Fourier transform of f
\(\hat{f}(S) = 2^{-n} \sum_{x} f(x)p_{S}(x)\). All \(\hat{f}(S)\) can be computed in time \(O(n2^{n})\) using FFT alg, given all f(x). \why Inverse FFT can be similarly done. Also see Functional analysis ref.
Estimating coefficients
Estimate all Fourier coefficients of f using FFT
\(f_R\): A boolean fn on \(\set{0,1}^m\): Take random m*n matrix, define \(f_R(y) = f(yR)\). Fourier coefficients of \(f_R\) are Fourier coefficients of f restricted to a random subspace.
For random non singular m*n R, with m large enough to give good estimation of \(Pr(f(x) p_a(x) = 1)\) whp. Thence find approximations of all the Fourier coefficients of f by finding all coefficients of \(f_R\) using FFT.

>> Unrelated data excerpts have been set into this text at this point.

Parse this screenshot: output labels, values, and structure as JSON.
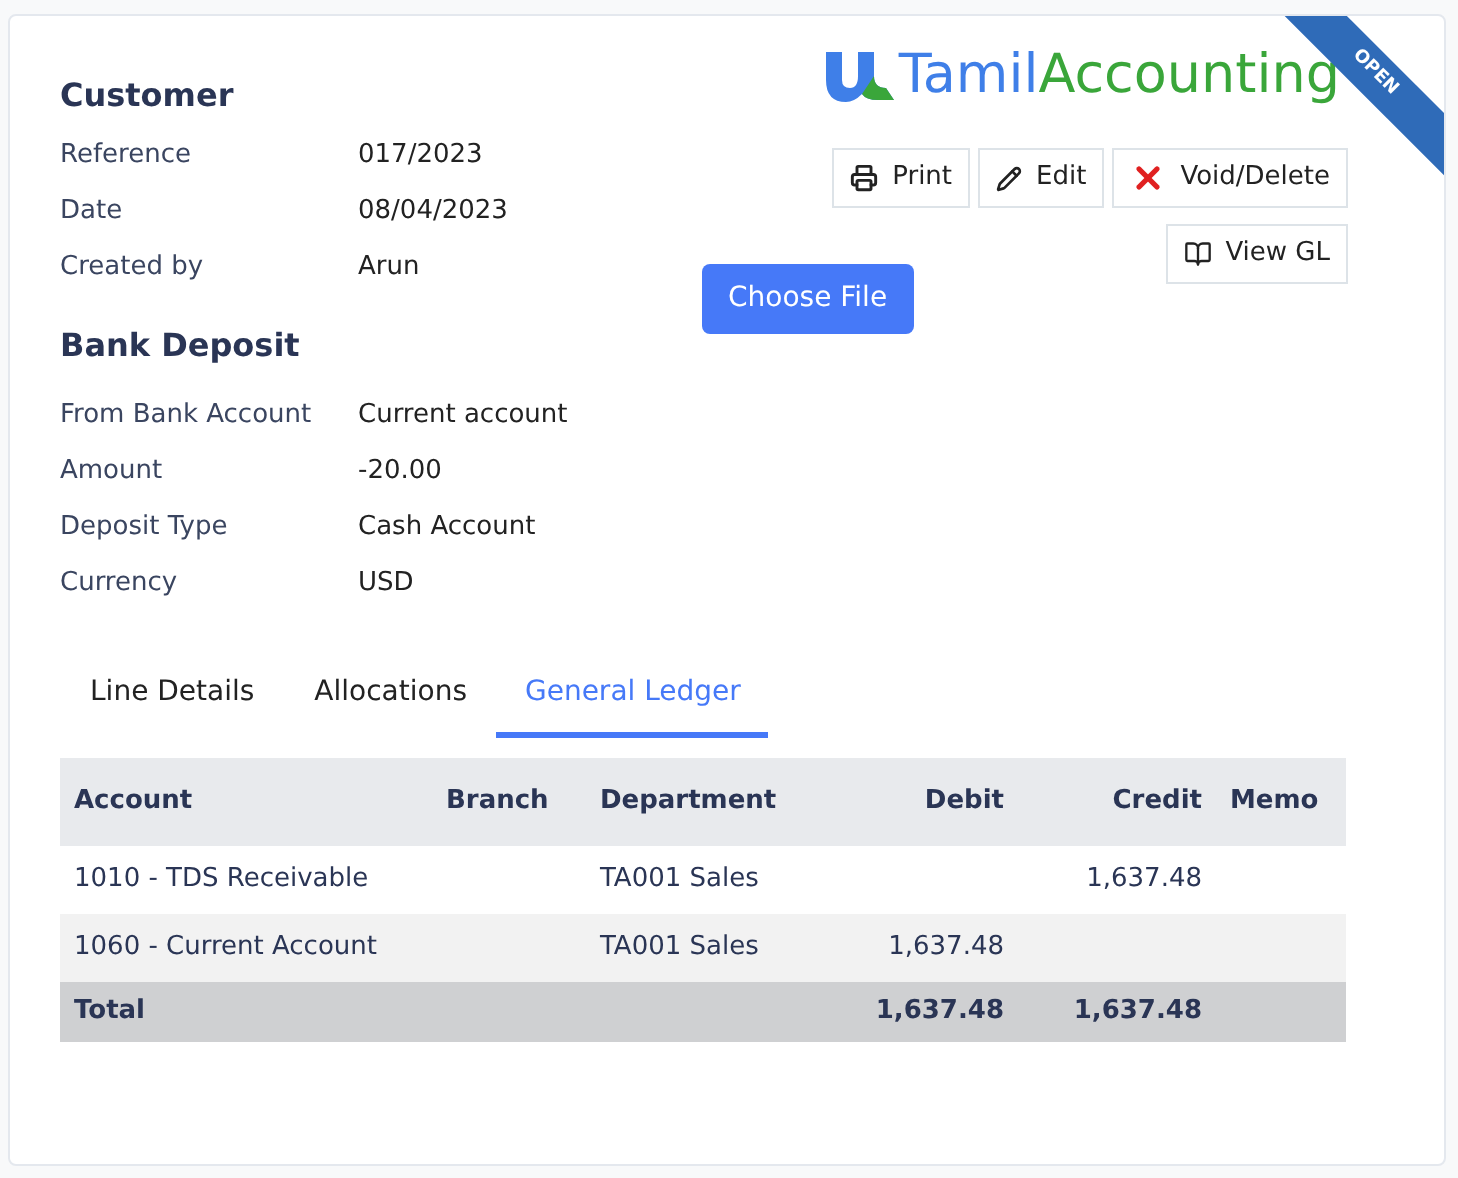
{
  "ribbon": "OPEN",
  "logo": {
    "part_1": "Tamil",
    "part_2": "Accounting"
  },
  "customer": {
    "title": "Customer",
    "fields": [
      {
        "label": "Reference",
        "value": "017/2023"
      },
      {
        "label": "Date",
        "value": "08/04/2023"
      },
      {
        "label": "Created by",
        "value": "Arun"
      }
    ]
  },
  "actions": [
    {
      "kind": "print",
      "label": "Print"
    },
    {
      "kind": "edit",
      "label": "Edit"
    },
    {
      "kind": "delete",
      "label": "Void/Delete"
    },
    {
      "kind": "gl",
      "label": "View GL"
    }
  ],
  "choose_file": "Choose File",
  "deposit": {
    "title": "Bank Deposit",
    "fields": [
      {
        "label": "From Bank Account",
        "value": "Current account"
      },
      {
        "label": "Amount",
        "value": "-20.00"
      },
      {
        "label": "Deposit Type",
        "value": "Cash Account"
      },
      {
        "label": "Currency",
        "value": "USD"
      }
    ]
  },
  "tabs": [
    {
      "label": "Line Details",
      "selected": false
    },
    {
      "label": "Allocations",
      "selected": false
    },
    {
      "label": "General Ledger",
      "selected": true
    }
  ],
  "table": {
    "columns": [
      "Account",
      "Branch",
      "Department",
      "Debit",
      "Credit",
      "Memo"
    ],
    "rows": [
      {
        "account": "1010 - TDS Receivable",
        "department": "TA001 Sales",
        "credit": "1,637.48"
      },
      {
        "account": "1060 - Current Account",
        "department": "TA001 Sales",
        "debit": "1,637.48"
      }
    ],
    "total": {
      "label": "Total",
      "debit": "1,637.48",
      "credit": "1,637.48"
    }
  }
}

Relationship with total influence
\(I(f) = \sum_{S}|S|\hat{f}(S)^{2}\). \why
Relationship with noise sensitivity
Eg: \(NS_{\eps}(\Land_{i} x_{i}) = \frac{2}{2^{n}}(1-(1-\eps)^{n}) \approx 0\); For parity: \(NS_{\eps}(p_{1^{n}}(x)) = 2^{-1}-2^{-1}(1-2 \eps)^{n} \approx 2^{-1}\); note correlation with good/ bad Fourier concentration.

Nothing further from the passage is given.